Given an all-access pass, I tried to be open in choosing the sessions I attended. Typically, at conferences, I try to attend sessions I believe will have the most immediate impact on my daily work, or seem to have the potential to be professionally advantageous. It’s only after those criteria can’t be met that I just pick things that sound fun or interesting.

Not this time.

I was awash in science. Most of the sessions that sounded remotely applicable soon lost me in slides of data charts and terminology that reminded my why I held a Bachelor of Arts. Not every session, but many of them.

The only session I knew would do me some good was a new session Esri had added that was aimed specifically at journalists. It was my ace in the hole for not feeling like a complete outsider — and my Get of Jail Free card from work. And once I read the list of planned speakers, I felt it rather serendipitous: on the roster was a guy I’d gone to J-School with — or maybe just alongside — back in Nebraska. We bonded some, partly due to the bits of shared background, but also because both of us were about to begin new chapters in our careers: his more notable, as a professor at our alma mater, and I as the multimedia editor for our three papers.

Beyond crossing paths with him, that session as a whole helped validate my decision to be there in the first place. Then I attended the company’s plenary session the following day and realized there was nowhere else I could have possibly ended up that day but right there, in that vast wing of the convention center, watching that Steve Jobs-esque presenation about the latest, greatest mapping software.

Pretty nerdy, right? Except that it wasn’t.

It was phenomenal. Even life-changing.

They had created the capability of instantly plotting the location of online conversations taking place on any topic of the mapper’s choosing. Suddenly, it was Christmas.

I was so re-energized by the end of the session, I later attempted to use the online version of their ArcGIS freeware to construct a graphic for a story one of my editors back home was working on alone in my absence — which meant I was hanging out in the conference media room a little more than most.

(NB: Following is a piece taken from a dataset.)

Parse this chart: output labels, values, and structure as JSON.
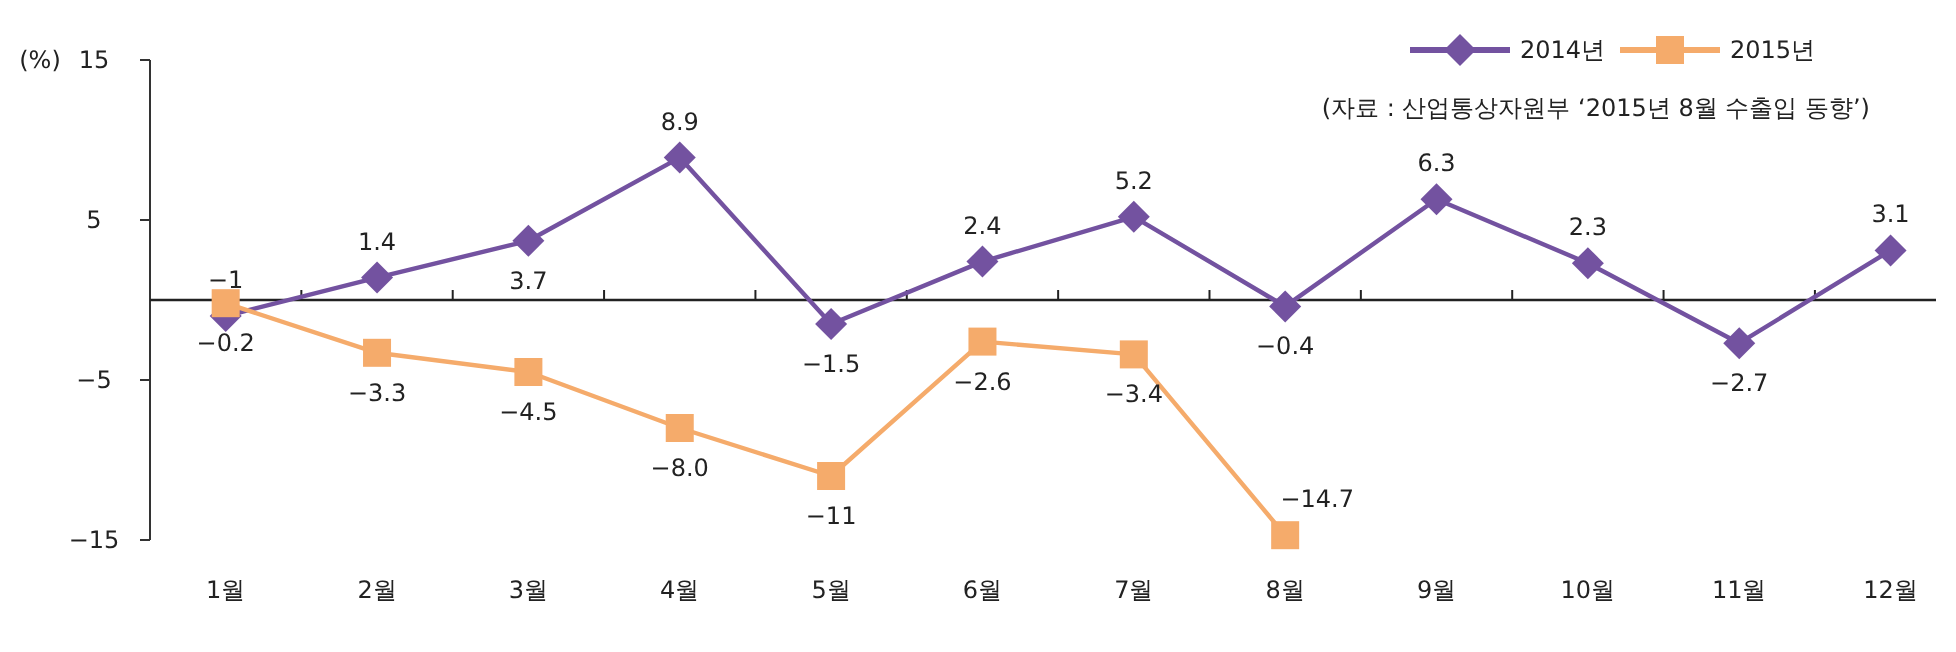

I’m sure the other media folks thought it was the free food really keeping me in there, but in truth, I had to talk out some of my ideas with anyone who would listen. Thankfully, they had a guy in the room who’s very job it was to listen to folks like me — and, I came to find out, even try to find ways to help bring some of our own projects to life. With their help. And, of course, their software.

Like I said: Christmas.

I probably thanked him a million times for the opportunity to be there, and did so again in writing after I returned to work. And we kept in touch here and there beyond then; he was always eager to attempt a project for us, but generally our deadlines were much too tight for the partnership to be feasible.

Every once in a while — between the aggravation of the continued degradation of design I was witnessing and the frustrations of limitations and learning curves in my new role — I went back and dabbled in their freeware, wondering in the back of my head what the possibilities might be had we ever had the opportunity for a real collaboration.